"The talking cure" was the expression coined by Bertha Pappenheim–the subject of the first celebrated case history in psychoanalysis–to describe the magical power of language to diminish mental suffering. From its beginnings, psychoanalysis has inspired countless novels dramatizing the psychotherapeutic process and using the patient-analyst relationship to explore psychological, moral and philosophical questions.
The Talking Cure is a well-written and evocative book that analyzes these relationships as portrayed by modern writers, including Philip Roth, F. Scott Fitzgerald, T.S. Eliot, and Sylvia Plath. The first critical analysis of the ways in which psychoanalysts are depicted in literature, it asks a number of crucial questions: How do creative writers portray psychoanalysis? What is the effect of psychotherapy on the creative process? Which prominent artists suffered psychological breakdowns and later wrote, in however disguised form, about their experience in therapy? Why does Freud continue to fascinate–and in some cases, obsess–the artist?

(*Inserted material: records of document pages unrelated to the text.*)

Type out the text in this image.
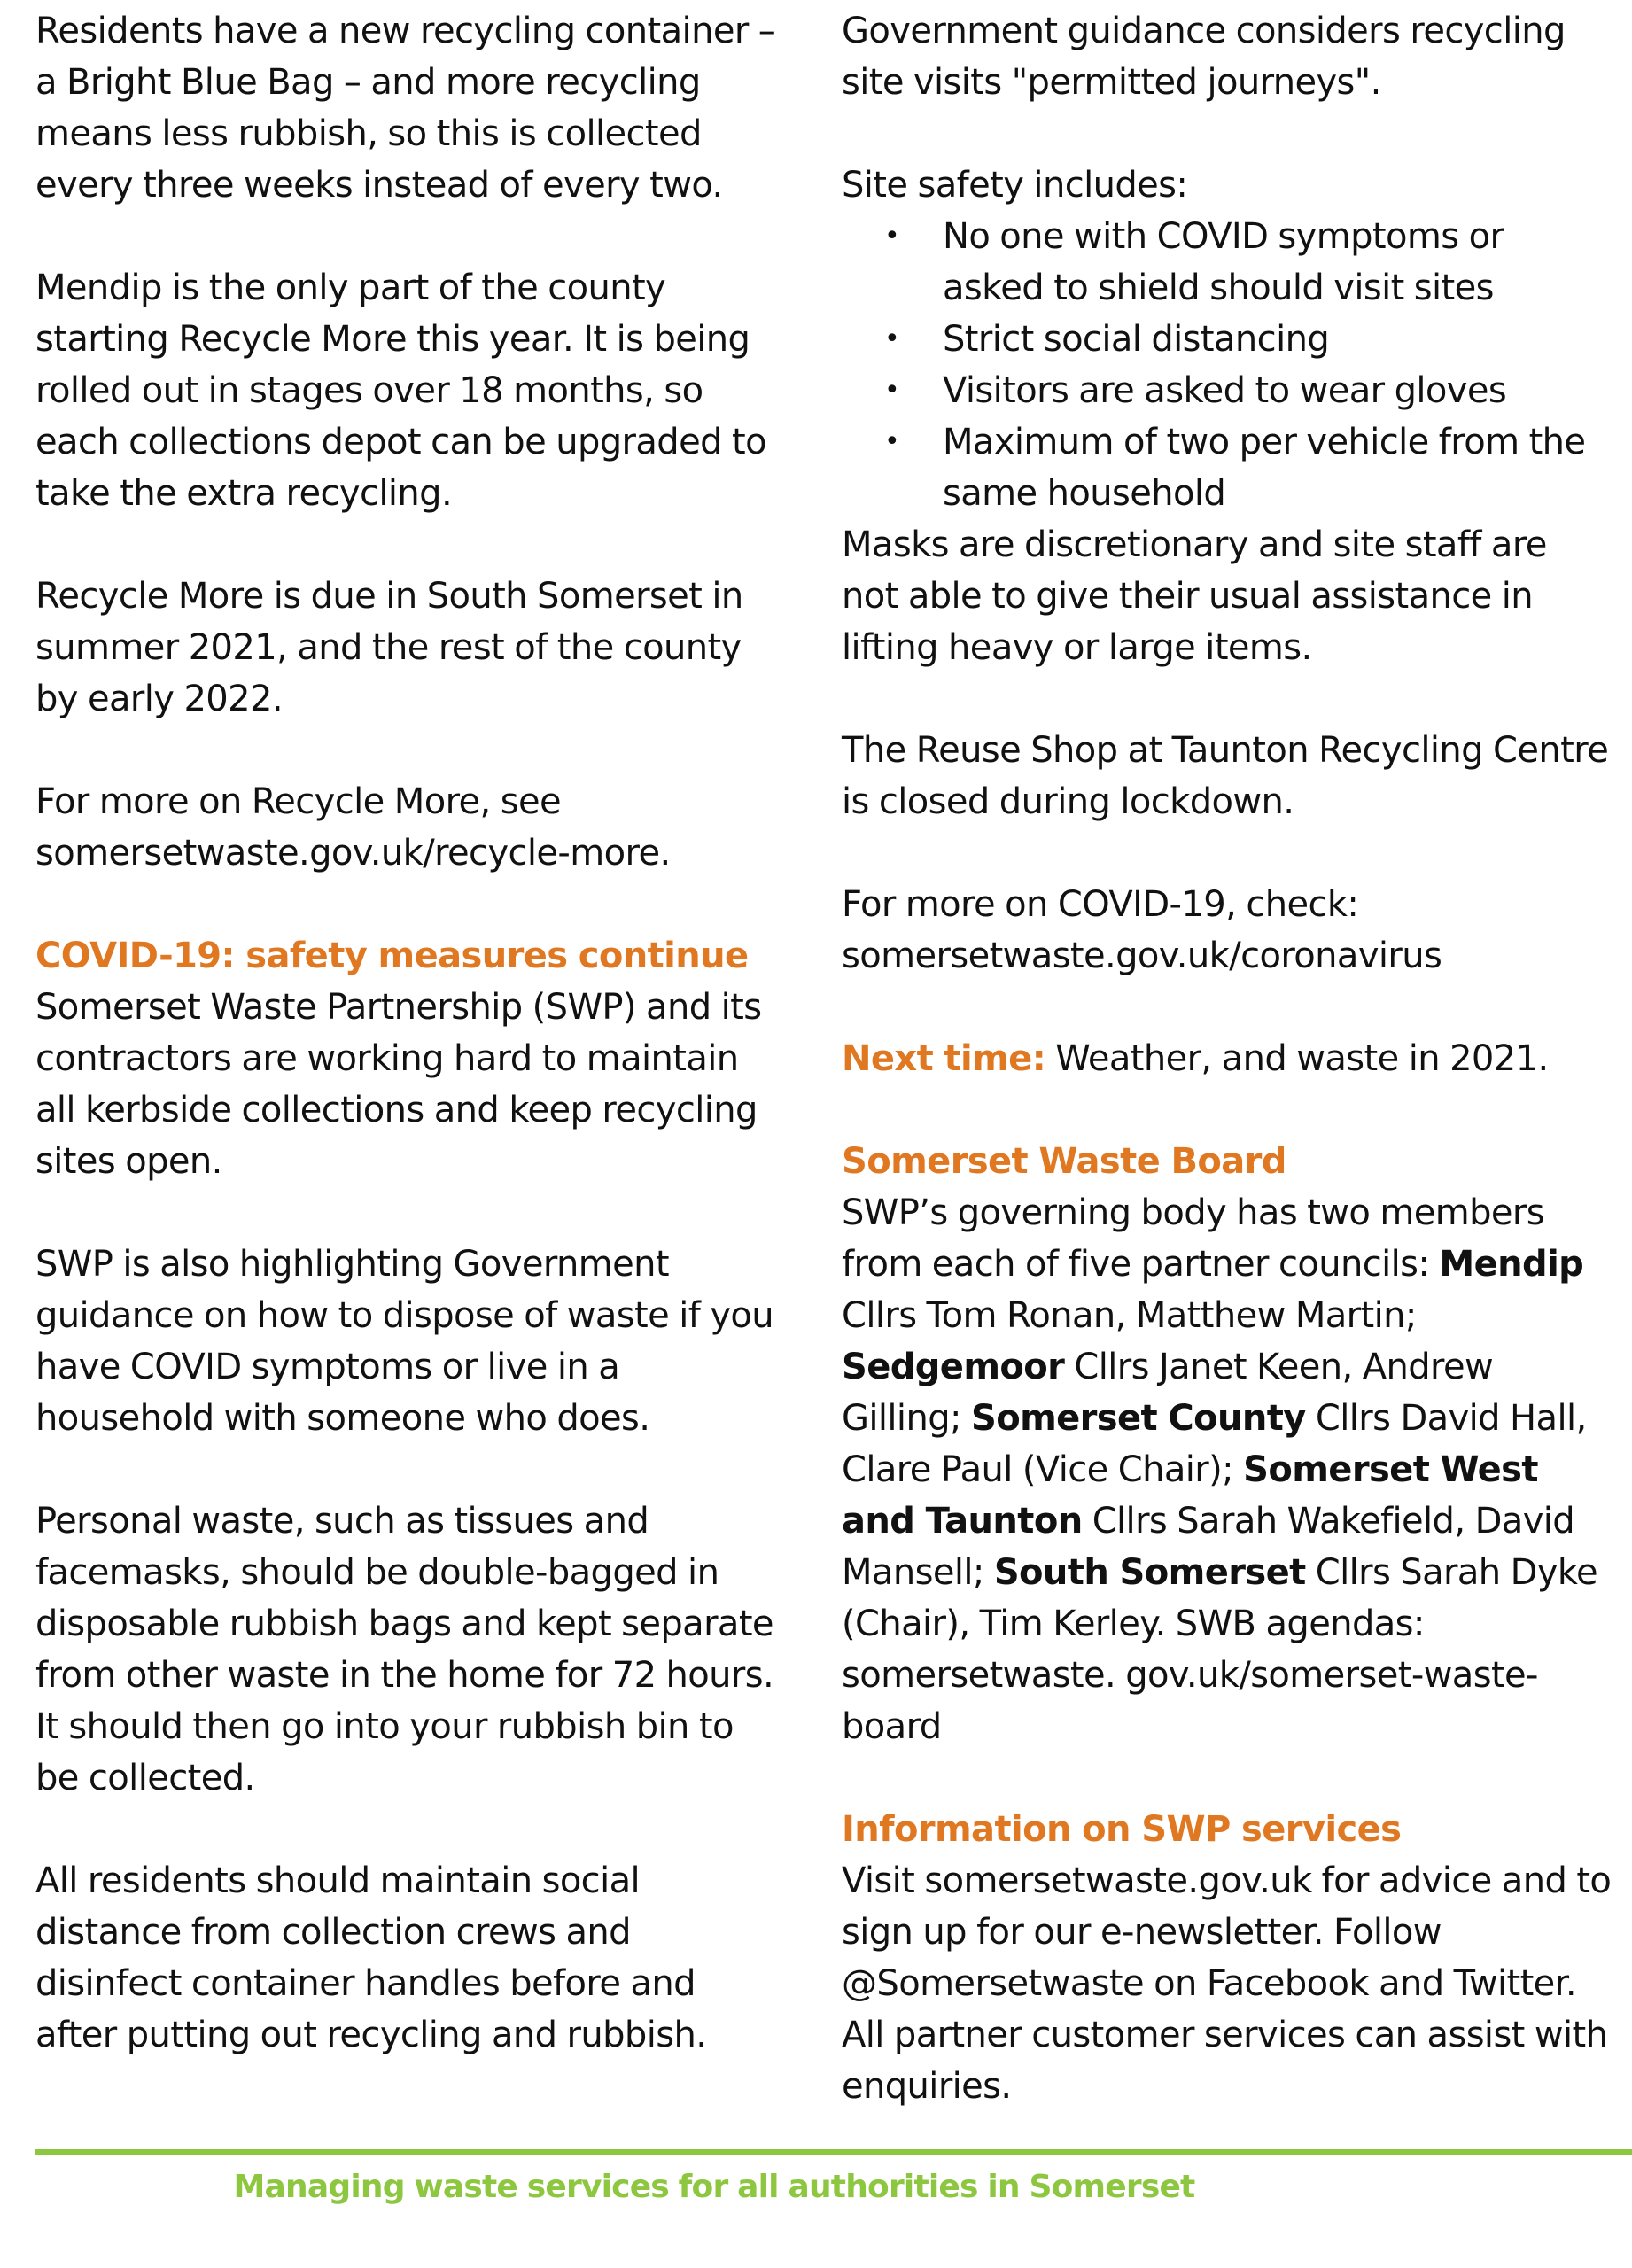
Residents have a new recycling container – a Bright Blue Bag – and more recycling means less rubbish, so this is collected every three weeks instead of every two.

Mendip is the only part of the county starting Recycle More this year. It is being rolled out in stages over 18 months, so each collections depot can be upgraded to take the extra recycling.

Recycle More is due in South Somerset in summer 2021, and the rest of the county by early 2022.

For more on Recycle More, see
somersetwaste.gov.uk/recycle-more.

COVID-19: safety measures continue

Somerset Waste Partnership (SWP) and its contractors are working hard to maintain all kerbside collections and keep recycling sites open.

SWP is also highlighting Government guidance on how to dispose of waste if you have COVID symptoms or live in a household with someone who does.

Personal waste, such as tissues and facemasks, should be double-bagged in disposable rubbish bags and kept separate from other waste in the home for 72 hours. It should then go into your rubbish bin to be collected.

All residents should maintain social distance from collection crews and disinfect container handles before and after putting out recycling and rubbish.

Government guidance considers recycling site visits "permitted journeys".

Site safety includes:

• No one with COVID symptoms or asked to shield should visit sites
• Strict social distancing
• Visitors are asked to wear gloves
• Maximum of two per vehicle from the same household

Masks are discretionary and site staff are not able to give their usual assistance in lifting heavy or large items.

The Reuse Shop at Taunton Recycling Centre is closed during lockdown.

For more on COVID-19, check:
somersetwaste.gov.uk/coronavirus

Next time: Weather, and waste in 2021.

Somerset Waste Board

SWP’s governing body has two members from each of five partner councils: Mendip Cllrs Tom Ronan, Matthew Martin; Sedgemoor Cllrs Janet Keen, Andrew Gilling; Somerset County Cllrs David Hall, Clare Paul (Vice Chair); Somerset West and Taunton Cllrs Sarah Wakefield, David Mansell; South Somerset Cllrs Sarah Dyke (Chair), Tim Kerley. SWB agendas: somersetwaste. gov.uk/somerset-waste-board

Information on SWP services

Visit somersetwaste.gov.uk for advice and to sign up for our e-newsletter. Follow @Somersetwaste on Facebook and Twitter. All partner customer services can assist with enquiries.

Managing waste services for all authorities in Somerset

Of the nine writers discussed, seven have had experiences with mental illness serious enough to require hospitalization or prolonged psychoanalytic treatment, including Charlotte Perkins ("The Yellow Wallpaper"), Joanne Greenberg (I Never Promised You A Rose Garden), Doris Lessing (The Golden Notebook), Eliot, Fitzgerald, and Plath. In a number of cases Jeffrey Berman has uncovered the actual published psychiatric case study that sheds light on the novelist's portrayal of mental illness and therapeutic cure.
The first major study of the characterization of the psychoanalyst in literature, The Talking Cure is a fascinating book that provides a critical new approach to the portrayal of the patient-analyst relationship, the effect of psychotherapy on the creative process, and the ways in which a writer transmutes case study material into art. (574 pp.)